Hindley admitted that his stage win in Larns might have affected his energy reserves in the following days, but the victory, a day in yellow, and a 1:42 advantage over Carlos Rodriguez (Ineos Grenadiers), now second overall was worth it, he added.

"I didn't expect to go into the break that day, but in the end I think we all had a hard day. "I raced all day too, and I could have won a stage, so it was a risky move, but ...... I won a stage, I got a buffer, and winning early in the race took some of the pressure off the team.

Enrico Gasparotto, Bora-Hansgrohe's sporting director, agreed, coming to the Tour after working with Hindley, the first Australian to win the Giro d'Italia last year.

"You can always analyze things in a different way afterwards," Gasparotto said.

"Probably, yes. (He) probably spent quite a lot that day, and he paid for it with the Puy de Dome, for example. Maybe [Jai] could have regressed a little bit in the GC because he was calm and relaxed in the GC group. [but] I'm sure what we did that day was a good thing, and it was necessary for Jai's own sake, for his confidence, and for the team's sake.

"With the Tour, you never know what's going to happen every day, like crashes, illnesses, etc.

"In a big Tour, it's better to gain something in a stage than to lose something along the way. That's the way I do things, and I think it's better that way. If something happens, like if Jai doesn't sleep well at night and has a bad day on the climbs, then I have a little margin to play with, and that's definitely better."

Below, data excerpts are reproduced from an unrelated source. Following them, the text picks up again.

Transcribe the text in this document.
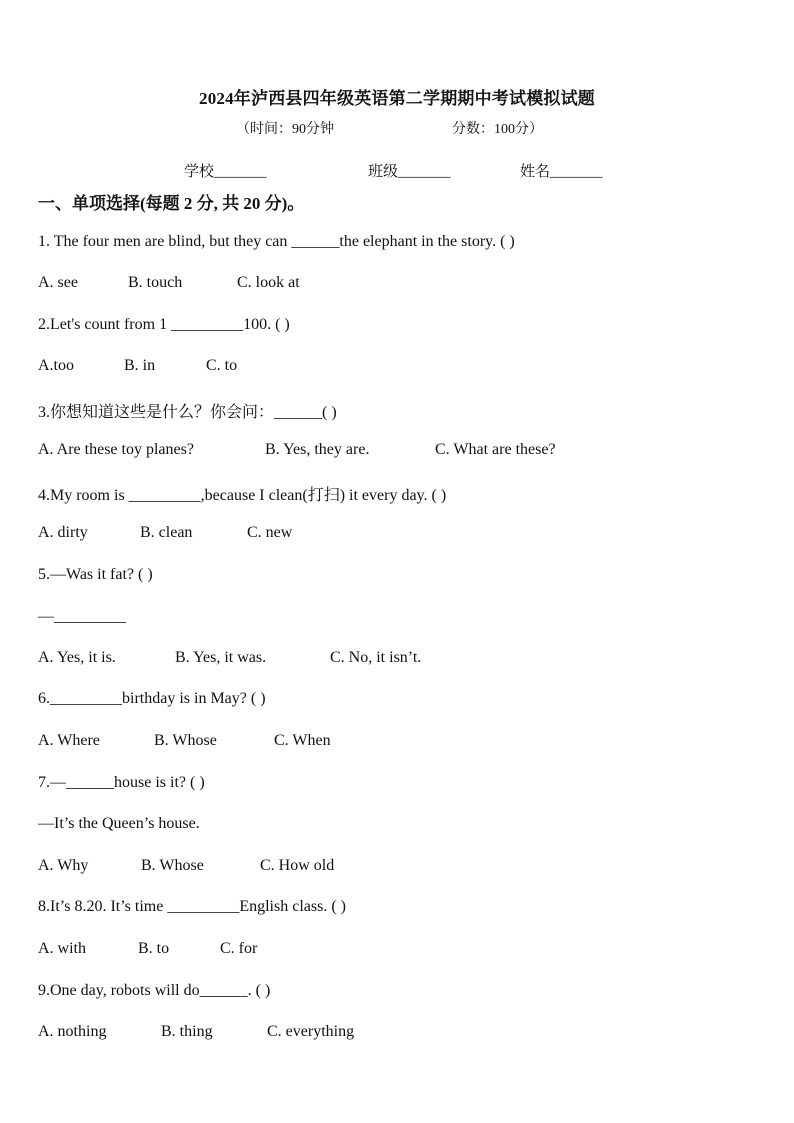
2024年泸西县四年级英语第二学期期中考试模拟试题
（时间：90分钟	分数：100分）
学校_______	班级_______	姓名_______
一、单项选择(每题 2 分, 共 20 分)。
1. The four men are blind, but they can ______the elephant in the story. ( )
A. see	B. touch	C. look at
2.Let's count from 1 _________100. ( )
A.too	B. in	C. to
3.你想知道这些是什么？你会问：______( )
A. Are these toy planes?	B. Yes, they are.	C. What are these?
4.My room is _________,because I clean(打扫) it every day. ( )
A. dirty	B. clean	C. new
5.—Was it fat? ( )
—_________
A. Yes, it is.	B. Yes, it was.	C. No, it isn’t.
6._________birthday is in May? ( )
A. Where	B. Whose	C. When
7.—______house is it? ( )
—It’s the Queen’s house.
A. Why	B. Whose	C. How old
8.It’s 8.20. It’s time _________English class. ( )
A. with	B. to	C. for
9.One day, robots will do______. ( )
A. nothing	B. thing	C. everything
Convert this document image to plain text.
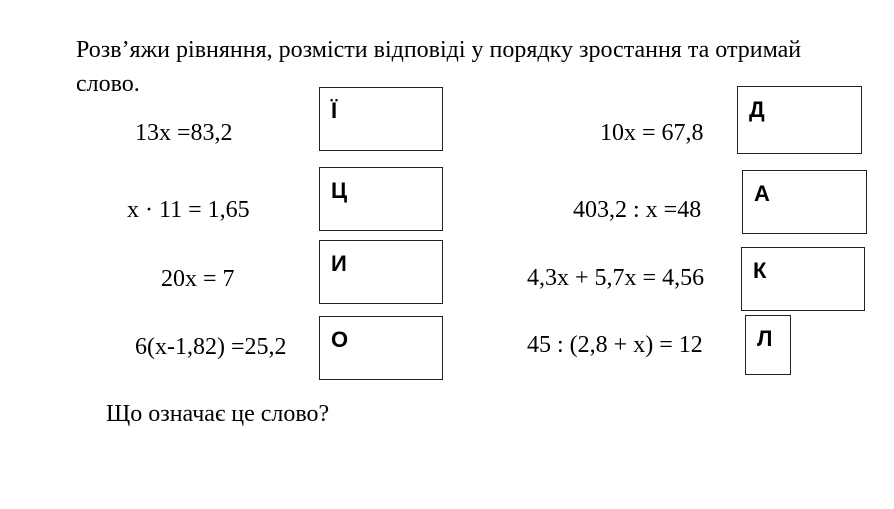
Розв’яжи рівняння, розмісти відповіді у порядку зростання та отримай слово.

13x =83,2
x · 11 = 1,65
20x = 7
6(x-1,82) =25,2
Ї
Ц
И
О
10x = 67,8
403,2 : x =48
4,3x + 5,7x = 4,56
45 : (2,8 + x) = 12
Д
А
К
Л

Що означає це слово?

Hindley himself admits that he improves the more he participates in Grand Tours, and has emphasized the final third of the Tour since its inception.

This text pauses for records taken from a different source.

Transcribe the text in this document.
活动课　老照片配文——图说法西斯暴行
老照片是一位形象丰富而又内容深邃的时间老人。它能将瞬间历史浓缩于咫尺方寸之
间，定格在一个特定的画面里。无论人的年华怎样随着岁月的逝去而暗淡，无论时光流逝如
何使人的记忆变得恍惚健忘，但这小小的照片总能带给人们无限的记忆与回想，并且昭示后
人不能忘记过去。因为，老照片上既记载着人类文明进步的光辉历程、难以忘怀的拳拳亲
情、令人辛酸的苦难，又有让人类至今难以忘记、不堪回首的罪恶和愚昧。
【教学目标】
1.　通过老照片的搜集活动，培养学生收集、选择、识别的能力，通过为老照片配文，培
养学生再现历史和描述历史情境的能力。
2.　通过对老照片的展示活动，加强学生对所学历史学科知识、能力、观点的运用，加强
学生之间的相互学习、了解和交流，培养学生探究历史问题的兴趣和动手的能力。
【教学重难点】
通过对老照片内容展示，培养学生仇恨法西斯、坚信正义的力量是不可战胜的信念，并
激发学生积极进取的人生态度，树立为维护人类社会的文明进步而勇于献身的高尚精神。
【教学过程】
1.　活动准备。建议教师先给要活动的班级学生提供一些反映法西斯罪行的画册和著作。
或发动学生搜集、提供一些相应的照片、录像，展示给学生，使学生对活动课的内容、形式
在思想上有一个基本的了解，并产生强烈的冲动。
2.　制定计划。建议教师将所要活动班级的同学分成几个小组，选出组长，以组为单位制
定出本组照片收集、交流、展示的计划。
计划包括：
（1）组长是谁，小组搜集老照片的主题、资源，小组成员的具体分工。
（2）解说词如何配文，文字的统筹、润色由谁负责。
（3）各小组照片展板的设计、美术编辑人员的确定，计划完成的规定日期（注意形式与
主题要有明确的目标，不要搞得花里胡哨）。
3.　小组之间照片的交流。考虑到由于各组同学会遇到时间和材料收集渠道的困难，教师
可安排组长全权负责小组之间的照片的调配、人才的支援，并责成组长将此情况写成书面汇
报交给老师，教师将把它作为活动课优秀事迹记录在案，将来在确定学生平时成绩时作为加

He spent five to six weeks on the road with Bora-Hansgrohe coach Hendrik Werner, physically reconfirming the first six stages and stages 15, 16, and 17 in the Alps.

"Tough stages are coming up. Tuesday's stage 16 time trial will be very important. The Col de la Rose climb on stage 17 is pretty spectacular and will probably be one of the toughest climbs of the race. It takes you to a high elevation (2304 meters), then a tricky descent, and then a finish at the landing zone. [And I think stage 15, which is the finish to Mont Blanc, is also spectacular with a really tough finish. I'm actually quite enthusiastic about it."